I picked this up in India, after having read Gurcharan Das’ India Unbound and wanting to learn more about the history and society of a country that holds a fifth of the world’s population and now, finally, is beginning to pull its weight in the international economy. Sen’s collection of essays is the intellectual complement to Das’ rather easier and less multifaceted account of the economic liberation of India, focusing on the central aspects of deliberation ("argumentativeness") and religious tolerance that has been central to India for centuries.
The book echoes my own impression of India: That it is a mosaic rather than a melting pot, and a mosaic that seems to be able to sort things out in a peaceful, democratic and intellectual manner. Notwithstanding certain dynastic tendencies (not unlike the USA, incidentally), India has always been a heterogenous society, tolerant of religious variety, open to ideas, with lively debates and a relative lack of coercion.
Any collection of essays, primarily built on speeches, runs the risk of repetitiveness and a certain heaviness of language, and this collection is no exception. I particularly like the chapter on Tagore and his role in the building of India (for some reason he is seen as a sometime-fashionable mystic by Western readers, at least as I dimly remember from my high-school days), as well as the discussions of India’s argumentative tradition throughout the centuries – democracy did not come to India with the English, who rather built on a tradition of debate and openness that was already there. Sen cautions against an idea of India as a monocultural country in general, and as a militant Hindu contry in particular: India has 180 million Muslims, for instance, living peacefully among many other religions.
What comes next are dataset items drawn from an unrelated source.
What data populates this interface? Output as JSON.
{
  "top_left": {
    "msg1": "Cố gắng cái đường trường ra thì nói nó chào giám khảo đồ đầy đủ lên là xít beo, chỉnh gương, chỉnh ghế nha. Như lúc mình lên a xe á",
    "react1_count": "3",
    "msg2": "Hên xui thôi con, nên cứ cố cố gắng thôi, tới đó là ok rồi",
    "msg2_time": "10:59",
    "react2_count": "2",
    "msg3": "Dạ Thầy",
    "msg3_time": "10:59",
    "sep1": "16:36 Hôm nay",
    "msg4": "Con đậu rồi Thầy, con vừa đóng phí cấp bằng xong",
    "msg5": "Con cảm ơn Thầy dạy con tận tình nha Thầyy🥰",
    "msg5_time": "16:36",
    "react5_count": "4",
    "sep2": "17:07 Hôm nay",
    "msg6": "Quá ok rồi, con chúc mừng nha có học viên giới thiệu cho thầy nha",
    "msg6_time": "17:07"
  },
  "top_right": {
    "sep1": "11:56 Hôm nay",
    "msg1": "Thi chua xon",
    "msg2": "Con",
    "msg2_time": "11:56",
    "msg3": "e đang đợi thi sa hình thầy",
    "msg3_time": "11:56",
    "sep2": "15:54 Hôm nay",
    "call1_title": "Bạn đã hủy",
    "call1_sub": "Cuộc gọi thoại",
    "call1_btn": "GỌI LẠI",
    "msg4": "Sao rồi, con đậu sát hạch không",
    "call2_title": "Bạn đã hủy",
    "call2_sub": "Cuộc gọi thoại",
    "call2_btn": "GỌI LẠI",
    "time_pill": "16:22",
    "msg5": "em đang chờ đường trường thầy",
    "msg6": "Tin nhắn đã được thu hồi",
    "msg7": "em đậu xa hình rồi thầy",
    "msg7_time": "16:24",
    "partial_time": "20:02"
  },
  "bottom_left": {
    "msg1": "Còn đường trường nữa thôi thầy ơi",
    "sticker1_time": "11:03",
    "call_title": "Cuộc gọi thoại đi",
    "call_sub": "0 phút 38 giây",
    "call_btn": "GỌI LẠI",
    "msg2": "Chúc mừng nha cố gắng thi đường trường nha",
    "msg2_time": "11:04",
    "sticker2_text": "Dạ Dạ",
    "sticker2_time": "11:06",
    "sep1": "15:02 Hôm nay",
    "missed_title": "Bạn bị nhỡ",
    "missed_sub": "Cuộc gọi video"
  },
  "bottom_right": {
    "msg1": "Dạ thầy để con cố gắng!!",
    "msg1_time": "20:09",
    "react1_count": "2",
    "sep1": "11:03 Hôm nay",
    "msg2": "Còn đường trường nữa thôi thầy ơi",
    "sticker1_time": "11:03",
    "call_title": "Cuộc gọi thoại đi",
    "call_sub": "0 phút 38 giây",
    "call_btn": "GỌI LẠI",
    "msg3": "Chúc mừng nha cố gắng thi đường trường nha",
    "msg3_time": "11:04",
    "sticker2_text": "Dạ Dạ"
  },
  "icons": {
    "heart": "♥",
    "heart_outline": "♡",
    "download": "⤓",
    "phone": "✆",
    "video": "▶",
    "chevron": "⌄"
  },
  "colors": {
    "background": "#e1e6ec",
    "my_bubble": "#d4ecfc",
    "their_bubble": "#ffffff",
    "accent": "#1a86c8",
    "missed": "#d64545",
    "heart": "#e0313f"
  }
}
I have not heard this poem by Tagore, quoted by Sen in the book, but it sums up Sen’s hopes for his country – and describes the foundation of heterogeneity and openness he sees as there to build on:
Where the mind is without fear and the head held high;
Where knowledge is free;
Where the world has not been broken up into fragments by narrow domestic walls;
Where words come out from the depth of truth;
Where tireless striving stretches its arms towards perfection;
Where the clear stream of reason has not lost its way into the dreary desert sand of dead habit;
Where the mind is led forward by Thee into ever-widening thought and action;
Into that heaven of freedom, my Father, let my country awake.